Introduction
Data Wrangling
Exploratory Data Analysis
Conclusions
TMDB (The Movie DataBase) is a dataset that contains data about movies. These data were collected from the community. Each movie has some interesting attributes such as:
- original title
- genres
- cast
- director
- release year
- budget
- revenue
- rating
- Which genres are most popular from year to year?
- Most popular actor from year to year?
- Did movies with higher vote count received a better rating?
- What kinds of properties are associated with movies that have high revenues?
- How did the number of film production changed over time?
In this section of the report, I will load in the data, check for cleanliness, and then trim and clean the dataset for analysis.

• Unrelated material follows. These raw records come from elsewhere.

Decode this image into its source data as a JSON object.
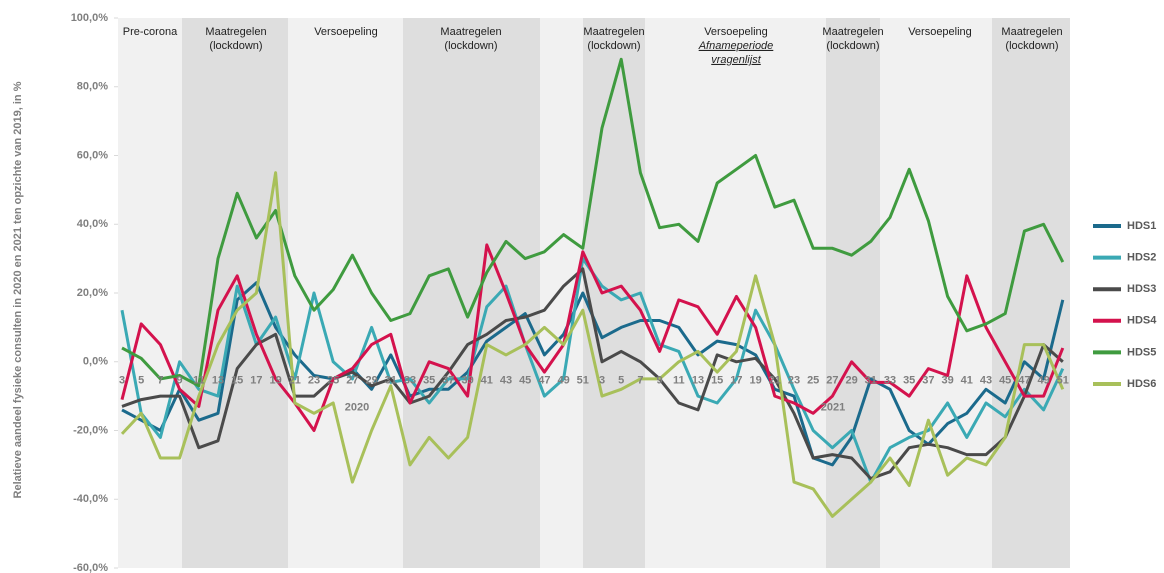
{
  "chart_data": {
    "type": "line",
    "y_label": "Relatieve aandeel fysieke consulten in 2020 en 2021 ten opzichte van 2019, in %",
    "categories": [
      "3",
      "5",
      "7",
      "9",
      "11",
      "13",
      "15",
      "17",
      "19",
      "21",
      "23",
      "25",
      "27",
      "29",
      "31",
      "33",
      "35",
      "37",
      "39",
      "41",
      "43",
      "45",
      "47",
      "49",
      "51",
      "3",
      "5",
      "7",
      "9",
      "11",
      "13",
      "15",
      "17",
      "19",
      "21",
      "23",
      "25",
      "27",
      "29",
      "31",
      "33",
      "35",
      "37",
      "39",
      "41",
      "43",
      "45",
      "47",
      "49",
      "51"
    ],
    "years": [
      "2020",
      "2021"
    ],
    "phases": [
      {
        "lines": [
          "Pre-corona"
        ]
      },
      {
        "lines": [
          "Maatregelen",
          "(lockdown)"
        ]
      },
      {
        "lines": [
          "Versoepeling"
        ]
      },
      {
        "lines": [
          "Maatregelen",
          "(lockdown)"
        ]
      },
      {
        "lines": [
          "Maatregelen",
          "(lockdown)"
        ]
      },
      {
        "lines": [
          "Versoepeling",
          "Afnameperiode",
          "vragenlijst"
        ]
      },
      {
        "lines": [
          "Maatregelen",
          "(lockdown)"
        ]
      },
      {
        "lines": [
          "Versoepeling"
        ]
      },
      {
        "lines": [
          "Maatregelen",
          "(lockdown)"
        ]
      }
    ],
    "ylim": [
      -60,
      100
    ],
    "yticks": [
      {
        "value": -60,
        "label": "-60,0%"
      },
      {
        "value": -40,
        "label": "-40,0%"
      },
      {
        "value": -20,
        "label": "-20,0%"
      },
      {
        "value": 0,
        "label": "0,0%"
      },
      {
        "value": 20,
        "label": "20,0%"
      },
      {
        "value": 40,
        "label": "40,0%"
      },
      {
        "value": 60,
        "label": "60,0%"
      },
      {
        "value": 80,
        "label": "80,0%"
      },
      {
        "value": 100,
        "label": "100,0%"
      }
    ],
    "series": [
      {
        "name": "HDS1",
        "color": "#1b6a8c",
        "values": [
          -14,
          -17,
          -20,
          -8,
          -17,
          -15,
          18,
          23,
          10,
          2,
          -4,
          -5,
          -2,
          -8,
          2,
          -10,
          -8,
          -8,
          -3,
          6,
          10,
          14,
          2,
          8,
          20,
          7,
          10,
          12,
          12,
          10,
          2,
          6,
          5,
          2,
          -8,
          -10,
          -28,
          -30,
          -22,
          -5,
          -8,
          -20,
          -24,
          -18,
          -15,
          -8,
          -12,
          0,
          -5,
          18
        ]
      },
      {
        "name": "HDS2",
        "color": "#3aa9b4",
        "values": [
          15,
          -15,
          -22,
          0,
          -8,
          -10,
          22,
          5,
          13,
          -5,
          20,
          0,
          -5,
          10,
          -6,
          -5,
          -12,
          -5,
          -5,
          16,
          22,
          5,
          -10,
          -5,
          30,
          22,
          18,
          20,
          5,
          3,
          -10,
          -12,
          -5,
          15,
          5,
          -8,
          -20,
          -25,
          -20,
          -35,
          -25,
          -22,
          -20,
          -12,
          -22,
          -12,
          -16,
          -8,
          -14,
          -2
        ]
      },
      {
        "name": "HDS3",
        "color": "#4a4a4a",
        "values": [
          -13,
          -11,
          -10,
          -10,
          -25,
          -23,
          -2,
          5,
          8,
          -10,
          -10,
          -5,
          -3,
          -7,
          -5,
          -12,
          -10,
          -3,
          5,
          8,
          12,
          13,
          15,
          22,
          27,
          0,
          3,
          0,
          -5,
          -12,
          -14,
          2,
          0,
          1,
          -5,
          -15,
          -28,
          -27,
          -28,
          -34,
          -32,
          -25,
          -24,
          -25,
          -27,
          -27,
          -22,
          -10,
          5,
          0
        ]
      },
      {
        "name": "HDS4",
        "color": "#d4124d",
        "values": [
          -11,
          11,
          5,
          -8,
          -13,
          15,
          25,
          8,
          -5,
          -12,
          -20,
          -5,
          -2,
          5,
          8,
          -12,
          0,
          -2,
          -10,
          34,
          20,
          5,
          -3,
          5,
          32,
          20,
          22,
          15,
          3,
          18,
          16,
          8,
          19,
          10,
          -10,
          -12,
          -15,
          -10,
          0,
          -6,
          -6,
          -10,
          -2,
          -4,
          25,
          10,
          0,
          -10,
          -10,
          4
        ]
      },
      {
        "name": "HDS5",
        "color": "#3f9b3f",
        "values": [
          4,
          1,
          -5,
          -4,
          -7,
          30,
          49,
          36,
          44,
          25,
          15,
          21,
          31,
          20,
          12,
          14,
          25,
          27,
          13,
          26,
          35,
          30,
          32,
          37,
          33,
          68,
          88,
          55,
          39,
          40,
          35,
          52,
          56,
          60,
          45,
          47,
          33,
          33,
          31,
          35,
          42,
          56,
          41,
          19,
          9,
          11,
          14,
          38,
          40,
          29
        ]
      },
      {
        "name": "HDS6",
        "color": "#a8c05a",
        "values": [
          -21,
          -15,
          -28,
          -28,
          -10,
          5,
          15,
          20,
          55,
          -12,
          -15,
          -12,
          -35,
          -20,
          -7,
          -30,
          -22,
          -28,
          -22,
          5,
          2,
          5,
          10,
          5,
          15,
          -10,
          -8,
          -5,
          -5,
          0,
          3,
          -3,
          3,
          25,
          5,
          -35,
          -37,
          -45,
          -40,
          -35,
          -28,
          -36,
          -17,
          -33,
          -28,
          -30,
          -22,
          5,
          5,
          -8
        ]
      }
    ]
  }
}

The dataset contains some columns that aren't useful for my investigation. To simplify the analysis, I'll remove these columns:
- imdb_id
- homepage
- tagline
- release_date
- overview
- keywords
Upon a deeper look into the dataset, there're movies with some important values such as budget, and revenue set to 0. This is unrealistic and can't be analyized. Thus, any movie with 0 value in one, or more of these columns ("budget_adj", "revenue_adj", "budget", "revenue", "runtime") will be removed.
Additionally, columns ("cast", "directors", "genres", "production_companies") have enteries seperated by "|". These could be problematic when trying to extract the different entities within one entery. Thus, the entities in one entery will be seperated into different columns to ease the data exploration process.
Afetr cleaning the data, I was able to answer the research questions:
Throughout the different years, 'Drama' seems to be the most popular genre.
The table showed some of the biggest names in Hollywood, and when was their peak.
Not quite true. The corralation doesn't indicate a strong relationship between vote counts and higher vote average.
Popular director | Steven Spielberg |
---|---|
Popular actor | Robert De Niro |
Popular genre | Drama |
Production Company | Universal Pictures |
Release year | 2011 |
Average budget | 47,896,614 |
Average Revenue | 184,138,833 |
Average vote | 6.29 |
There's a significant increase in the number of movies produced each year.
In the cleaning stage, many movies were discarded due to insuffecient data given. The original dataset contained 10,866 movie entry, and the cleaned data set contains 3,805; this means almost 65% of the enteries were discarded. Of course this will have an effect on all the answers found, for instance the number of movies produced each year may not accuratly represent the actual case, in case more movies from certain years were discarded than the other years.
In the revenue data, there was no normalization, exchange rate, or currency conversion considered during the analysis. The analysis was limited to the given numerical values.